Determination of Cr(VI) Reduction in Tannery Effluent
Chromium (VI) reduction capacity of microparticles in tannery effluent was determined based on the method reported by Kassama and Misri,26. Accurately weighed extract loaded microparticles equivalent to ~ 1mg and 0.5mg of extract and empty particles as control were placed in 20ml tannery effluent in a separate Erlenmeyer flask. The system was maintained at a predetermined condition of room temperature, acidic and neutral pH and time. The aliquots of 1.5ml were collected after shaking the dissolution flask at regular time intervals (1-4hours) and quantified for residual Cr(VI) concentration. This same procedure was repeated using empty microparticles as a control.

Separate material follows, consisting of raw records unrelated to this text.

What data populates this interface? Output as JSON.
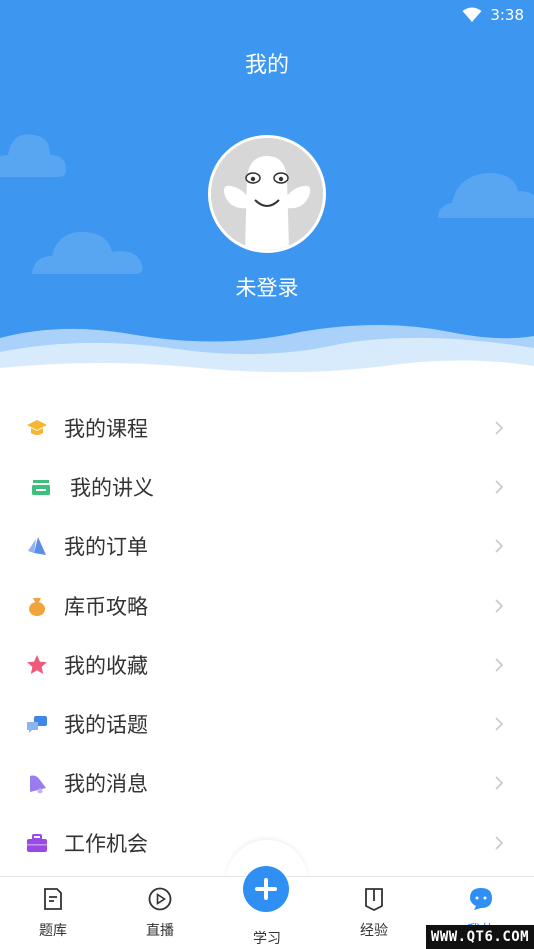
{
  "status_bar": {
    "time": "3:38"
  },
  "header": {
    "title": "我的",
    "login_status": "未登录"
  },
  "menu": [
    {
      "label": "我的课程",
      "icon": "graduation-cap-icon",
      "color": "#f5b731"
    },
    {
      "label": "我的讲义",
      "icon": "handout-icon",
      "color": "#3dbf7b"
    },
    {
      "label": "我的订单",
      "icon": "order-icon",
      "color": "#5b8ee8"
    },
    {
      "label": "库币攻略",
      "icon": "money-bag-icon",
      "color": "#f0a43a"
    },
    {
      "label": "我的收藏",
      "icon": "star-icon",
      "color": "#ef5a7a"
    },
    {
      "label": "我的话题",
      "icon": "chat-bubbles-icon",
      "color": "#3f86e6"
    },
    {
      "label": "我的消息",
      "icon": "bell-icon",
      "color": "#9b7cf0"
    },
    {
      "label": "工作机会",
      "icon": "briefcase-icon",
      "color": "#9a48e6"
    }
  ],
  "bottom_nav": [
    {
      "label": "题库",
      "icon": "question-bank-icon"
    },
    {
      "label": "直播",
      "icon": "play-icon"
    },
    {
      "label": "学习",
      "icon": "plus-icon"
    },
    {
      "label": "经验",
      "icon": "bookmark-icon"
    },
    {
      "label": "我的",
      "icon": "chat-face-icon",
      "active": true
    }
  ],
  "watermark": "WWW.QT6.COM",
  "colors": {
    "brand": "#3d97f0",
    "accent": "#2f8ff2"
  }
}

Determination of Cr(VI) Reduction in Contaminated Soil
The method described by Okello et al.27 was used to determine the reduction of Cr(VI) in contaminated soil. Accurately, 3 g of finely ground contaminated soil was placed in an Erlenmeyer flask and kept for two days prior to the reduction studies. Appropriate weight of the microparticles corresponding to 1mg and 0.5 tamarind extract were added to the mixture and shake. At different time intervals an aliquot of 1mL was withdrawn and added 9 mL of deionized water and centrifuged at 3500xg for 10 minute, 1mL supernatant was assayed for residual Cr (VI) concentration. This same procedure was repeated using empty microparticles as a control.
Statistical Analysis
All the experiments were carried out in triplicate and the results presented as mean ± SD.